Tam da linebacker Reuben Foster takıma dönmüş, 2017 yılı undrafted free agent running back Matt Breida, McKinnon’ın sakatlığını aratmayacak performanslar ortaya koyuyor, tight end George Kittle, Pro Focus Football’ın haftanın takımına girecek kadar iyi oynuyor, şimdi sıra takımın geri kalanında derken yaşanan bu sakatlık, 2018 sezonun playoff hayallerine de (evet böyle bir hayalimiz yok değildi) elveda anlamına geliyordu. Her ne kadar ununu eleyip, eleğini asmış QB’ler Tom Savage, Kellen Clemens, T.J. Yates ve Matt Moore’un Salı günkü QB antrenmanına davet edildiği yazılsa da koç Shanahan dördüncü hafta takımın başında geçen yılı yedi maç 224 denemede 123 başarılı pas, 1430 yrd ve 69,2 QB rating ortalamasıyla tamamlayan C.J. Beathard’ın olacağını açıkladı. Şu ana kadar ortaya koyduğu performans soy isminin nasıl okunduğu kadar konuşulmamış olan Beatheard’a maç içinde bir şey olursa QB pozisyonuna kimin geçeceği tam bir muamma zira şu andaki depth chart’da ikinci QB olarak hala Garoppolo görünüyor.
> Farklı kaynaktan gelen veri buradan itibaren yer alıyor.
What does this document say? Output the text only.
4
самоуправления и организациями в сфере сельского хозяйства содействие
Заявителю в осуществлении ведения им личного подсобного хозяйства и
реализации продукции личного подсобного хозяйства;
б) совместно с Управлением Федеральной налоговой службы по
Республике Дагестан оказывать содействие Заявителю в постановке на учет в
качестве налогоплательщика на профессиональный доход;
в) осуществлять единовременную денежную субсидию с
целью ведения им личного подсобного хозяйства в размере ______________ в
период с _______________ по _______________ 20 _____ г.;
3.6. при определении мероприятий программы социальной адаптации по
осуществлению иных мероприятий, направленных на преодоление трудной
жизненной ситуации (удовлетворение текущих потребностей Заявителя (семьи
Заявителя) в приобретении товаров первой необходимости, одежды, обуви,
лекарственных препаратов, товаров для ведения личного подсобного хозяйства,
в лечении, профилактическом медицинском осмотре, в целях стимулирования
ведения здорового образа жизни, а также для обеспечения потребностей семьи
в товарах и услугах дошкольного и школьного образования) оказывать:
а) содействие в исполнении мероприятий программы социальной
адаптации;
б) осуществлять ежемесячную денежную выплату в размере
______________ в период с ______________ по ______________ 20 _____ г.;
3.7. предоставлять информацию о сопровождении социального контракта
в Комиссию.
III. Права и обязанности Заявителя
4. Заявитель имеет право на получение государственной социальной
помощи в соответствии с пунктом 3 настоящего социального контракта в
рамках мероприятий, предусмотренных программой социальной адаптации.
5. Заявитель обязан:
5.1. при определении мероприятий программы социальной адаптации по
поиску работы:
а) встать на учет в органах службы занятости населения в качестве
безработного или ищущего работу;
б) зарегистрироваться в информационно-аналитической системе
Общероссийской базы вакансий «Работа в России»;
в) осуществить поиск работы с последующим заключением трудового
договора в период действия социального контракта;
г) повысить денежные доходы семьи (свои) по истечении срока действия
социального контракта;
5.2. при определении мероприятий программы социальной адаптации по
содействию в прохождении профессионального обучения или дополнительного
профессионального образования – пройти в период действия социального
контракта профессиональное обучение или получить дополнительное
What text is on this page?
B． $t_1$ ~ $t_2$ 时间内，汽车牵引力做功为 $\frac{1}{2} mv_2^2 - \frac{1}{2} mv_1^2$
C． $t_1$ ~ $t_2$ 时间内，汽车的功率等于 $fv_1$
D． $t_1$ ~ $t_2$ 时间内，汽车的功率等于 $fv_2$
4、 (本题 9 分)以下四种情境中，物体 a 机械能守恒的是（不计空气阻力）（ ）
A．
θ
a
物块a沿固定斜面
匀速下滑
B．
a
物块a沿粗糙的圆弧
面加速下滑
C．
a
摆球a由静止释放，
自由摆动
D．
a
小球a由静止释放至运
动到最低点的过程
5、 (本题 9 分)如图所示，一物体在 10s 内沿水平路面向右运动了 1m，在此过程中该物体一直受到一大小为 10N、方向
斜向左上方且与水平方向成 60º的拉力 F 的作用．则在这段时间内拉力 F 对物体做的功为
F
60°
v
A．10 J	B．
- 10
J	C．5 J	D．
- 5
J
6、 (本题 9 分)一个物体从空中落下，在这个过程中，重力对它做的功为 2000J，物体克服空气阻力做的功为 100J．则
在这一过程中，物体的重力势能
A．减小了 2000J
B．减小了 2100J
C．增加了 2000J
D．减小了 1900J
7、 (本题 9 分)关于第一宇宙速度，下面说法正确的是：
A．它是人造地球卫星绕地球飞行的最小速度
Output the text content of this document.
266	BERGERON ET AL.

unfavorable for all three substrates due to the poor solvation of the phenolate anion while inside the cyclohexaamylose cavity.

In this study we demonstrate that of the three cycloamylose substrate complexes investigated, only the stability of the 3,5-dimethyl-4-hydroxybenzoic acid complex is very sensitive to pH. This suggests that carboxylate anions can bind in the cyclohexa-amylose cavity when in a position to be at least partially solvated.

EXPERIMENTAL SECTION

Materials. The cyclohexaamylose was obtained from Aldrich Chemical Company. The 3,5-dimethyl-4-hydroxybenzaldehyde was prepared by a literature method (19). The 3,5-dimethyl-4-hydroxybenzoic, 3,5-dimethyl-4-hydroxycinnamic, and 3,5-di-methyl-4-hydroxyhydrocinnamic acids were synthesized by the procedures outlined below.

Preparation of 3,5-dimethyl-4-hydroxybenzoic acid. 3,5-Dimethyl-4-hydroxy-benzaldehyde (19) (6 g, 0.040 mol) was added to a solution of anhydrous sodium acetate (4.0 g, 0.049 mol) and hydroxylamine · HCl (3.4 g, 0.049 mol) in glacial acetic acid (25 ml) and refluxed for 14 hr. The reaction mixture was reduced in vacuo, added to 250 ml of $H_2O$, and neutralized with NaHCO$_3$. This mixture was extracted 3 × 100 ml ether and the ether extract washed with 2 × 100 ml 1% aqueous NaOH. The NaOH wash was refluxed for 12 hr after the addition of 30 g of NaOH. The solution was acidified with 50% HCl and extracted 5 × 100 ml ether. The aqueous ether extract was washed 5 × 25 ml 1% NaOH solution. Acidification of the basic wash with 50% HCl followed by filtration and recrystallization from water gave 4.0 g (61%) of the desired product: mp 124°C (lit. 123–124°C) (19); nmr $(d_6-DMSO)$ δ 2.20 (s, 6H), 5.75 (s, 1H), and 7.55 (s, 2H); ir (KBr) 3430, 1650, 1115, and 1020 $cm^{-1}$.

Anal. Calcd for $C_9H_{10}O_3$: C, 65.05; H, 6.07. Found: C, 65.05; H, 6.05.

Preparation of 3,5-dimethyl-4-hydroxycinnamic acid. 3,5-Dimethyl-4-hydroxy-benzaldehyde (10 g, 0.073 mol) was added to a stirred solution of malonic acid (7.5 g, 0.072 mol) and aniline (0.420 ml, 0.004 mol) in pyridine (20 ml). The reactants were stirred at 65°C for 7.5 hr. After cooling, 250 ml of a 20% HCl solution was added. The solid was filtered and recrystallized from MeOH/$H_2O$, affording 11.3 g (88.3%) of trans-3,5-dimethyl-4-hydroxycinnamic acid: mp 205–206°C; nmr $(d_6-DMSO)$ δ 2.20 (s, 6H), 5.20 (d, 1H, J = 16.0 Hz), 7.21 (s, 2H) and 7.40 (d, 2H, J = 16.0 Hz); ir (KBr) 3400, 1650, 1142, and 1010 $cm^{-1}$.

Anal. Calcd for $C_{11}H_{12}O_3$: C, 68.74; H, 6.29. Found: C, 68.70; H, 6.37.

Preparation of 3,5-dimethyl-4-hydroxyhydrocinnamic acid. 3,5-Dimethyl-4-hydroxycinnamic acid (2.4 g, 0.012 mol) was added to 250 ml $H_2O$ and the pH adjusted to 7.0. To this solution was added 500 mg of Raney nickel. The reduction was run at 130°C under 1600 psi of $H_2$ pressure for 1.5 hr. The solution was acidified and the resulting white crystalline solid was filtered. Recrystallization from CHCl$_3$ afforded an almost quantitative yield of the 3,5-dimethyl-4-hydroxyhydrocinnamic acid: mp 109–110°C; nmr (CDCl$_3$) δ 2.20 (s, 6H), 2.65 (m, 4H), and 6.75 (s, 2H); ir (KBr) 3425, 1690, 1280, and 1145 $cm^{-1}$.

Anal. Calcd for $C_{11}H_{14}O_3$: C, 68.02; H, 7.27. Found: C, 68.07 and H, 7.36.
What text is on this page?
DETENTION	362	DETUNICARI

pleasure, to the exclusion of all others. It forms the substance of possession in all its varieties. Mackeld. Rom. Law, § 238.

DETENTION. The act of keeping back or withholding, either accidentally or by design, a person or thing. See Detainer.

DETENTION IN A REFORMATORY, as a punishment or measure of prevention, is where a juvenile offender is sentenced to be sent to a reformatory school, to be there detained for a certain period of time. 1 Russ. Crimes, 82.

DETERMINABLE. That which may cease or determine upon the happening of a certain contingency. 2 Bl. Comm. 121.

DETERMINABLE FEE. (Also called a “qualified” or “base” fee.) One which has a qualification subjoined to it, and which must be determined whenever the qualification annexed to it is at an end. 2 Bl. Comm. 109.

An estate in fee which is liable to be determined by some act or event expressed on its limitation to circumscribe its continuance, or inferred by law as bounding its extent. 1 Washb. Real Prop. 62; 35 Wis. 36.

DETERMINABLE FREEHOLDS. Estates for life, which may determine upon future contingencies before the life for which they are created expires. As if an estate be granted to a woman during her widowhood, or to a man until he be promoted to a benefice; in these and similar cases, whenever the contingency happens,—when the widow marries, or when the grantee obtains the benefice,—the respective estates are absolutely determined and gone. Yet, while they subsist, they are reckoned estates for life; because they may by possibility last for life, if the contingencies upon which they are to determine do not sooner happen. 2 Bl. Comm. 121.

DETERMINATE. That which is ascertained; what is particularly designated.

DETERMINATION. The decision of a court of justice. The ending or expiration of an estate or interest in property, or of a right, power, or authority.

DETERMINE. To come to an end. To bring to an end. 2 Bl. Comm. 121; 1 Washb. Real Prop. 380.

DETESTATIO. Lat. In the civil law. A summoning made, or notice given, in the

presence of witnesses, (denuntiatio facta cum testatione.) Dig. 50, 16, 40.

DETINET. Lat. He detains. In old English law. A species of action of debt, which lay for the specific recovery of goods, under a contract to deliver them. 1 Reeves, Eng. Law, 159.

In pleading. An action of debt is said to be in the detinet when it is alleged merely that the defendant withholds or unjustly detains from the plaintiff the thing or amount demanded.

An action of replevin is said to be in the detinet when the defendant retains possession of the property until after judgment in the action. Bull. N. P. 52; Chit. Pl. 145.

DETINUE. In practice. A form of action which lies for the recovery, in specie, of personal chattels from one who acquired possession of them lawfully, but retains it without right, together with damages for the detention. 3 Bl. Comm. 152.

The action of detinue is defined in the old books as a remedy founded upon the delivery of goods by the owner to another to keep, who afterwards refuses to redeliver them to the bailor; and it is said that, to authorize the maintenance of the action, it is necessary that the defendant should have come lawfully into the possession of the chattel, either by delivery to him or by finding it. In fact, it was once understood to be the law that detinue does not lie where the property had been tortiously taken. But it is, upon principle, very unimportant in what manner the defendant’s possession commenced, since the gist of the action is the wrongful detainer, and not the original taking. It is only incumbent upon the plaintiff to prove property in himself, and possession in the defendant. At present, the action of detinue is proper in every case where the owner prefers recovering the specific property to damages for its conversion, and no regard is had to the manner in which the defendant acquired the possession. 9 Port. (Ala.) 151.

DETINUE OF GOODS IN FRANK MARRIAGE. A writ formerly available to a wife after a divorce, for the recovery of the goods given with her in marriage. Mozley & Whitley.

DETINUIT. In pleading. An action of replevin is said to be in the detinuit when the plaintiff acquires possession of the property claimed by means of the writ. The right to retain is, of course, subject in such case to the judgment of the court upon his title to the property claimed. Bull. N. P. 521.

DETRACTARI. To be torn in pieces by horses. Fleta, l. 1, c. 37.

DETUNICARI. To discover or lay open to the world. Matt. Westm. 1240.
Practice squad’dan Nick Mullens’in (kiim?) as takıma yükseltildiğine dair herhangi bir haber de henüz çıkmadı (Yazı yazıldıktan sonra Mullens, as takıma yükseltildi). Camiada hemen Kaepernick sesleri yükselmiş olsa da Shanahan, Kaepernick’i düşünmediklerini net bir şekilde ifade eti.
38-27 kaybedilen Kansas City Chiefs maçına gelecek olursak. 49ers’ın sezonun ilk iki haftasını harman yerine çeviren çaylak sayılabilecek Chiefs quarterback’i Patrick Mahomes’u çözene kadar atı alanın Üsküdar’ı çoktan geçtiğini söyleyebiliriz. Üç maçtır üst üste ilk hücumundan touchdown çıkarmayı başaran Chiefs maçın ilk çeyreği boyunca, görece zayıf, 49ers secondary’sine rağmen ilk maçların aksine uzun pas yerine kısa ve orta mesafe paslarla ilerlemeyi tercih etti. Kelce ve Hill’in pişirdiklerini end zone hücumlarında Kevin Hunt yedi ve ilk çeyrek daha ne olduğunu bile anlamadan skor 0-14’e geldi.
Aslında “daha ne olduğunu bile anlamadan” kelimesi 49ers için maçın özeti anlamına geliyordu. İkinci çeyrek Mahomes’un 49ers secondary’sinin zaaflarını kullanmaya karar vermesi ile birlikte adeta kâbusa dönüştü. Çeyreğe harika çizilmiş Garoppolo-Juszczyk oyunuyla touchdown yaparak başlayan 49ers daha sonrasında rakibinin derin toplarını savunamayarak bir çeyrekte verdiği üç touchdown ile çeyreği 21-10, devreyi de 35-10 geride kapattı. Yalnız burada özellikle attığı üçüncü td pasındaki Mahomes performansını takdir etmeden geçmeyeyim. 49ers savunmasının cebi çökerttiği ve Mahomes’a baskı uygulamayı başardığı nadir anlardan birinde önce sola sonra sağa doğru koşarak savunmadan kaçmayı başarıp koşarken attığı Aaron Rodgers’vari TD pası görülmeye değerdi.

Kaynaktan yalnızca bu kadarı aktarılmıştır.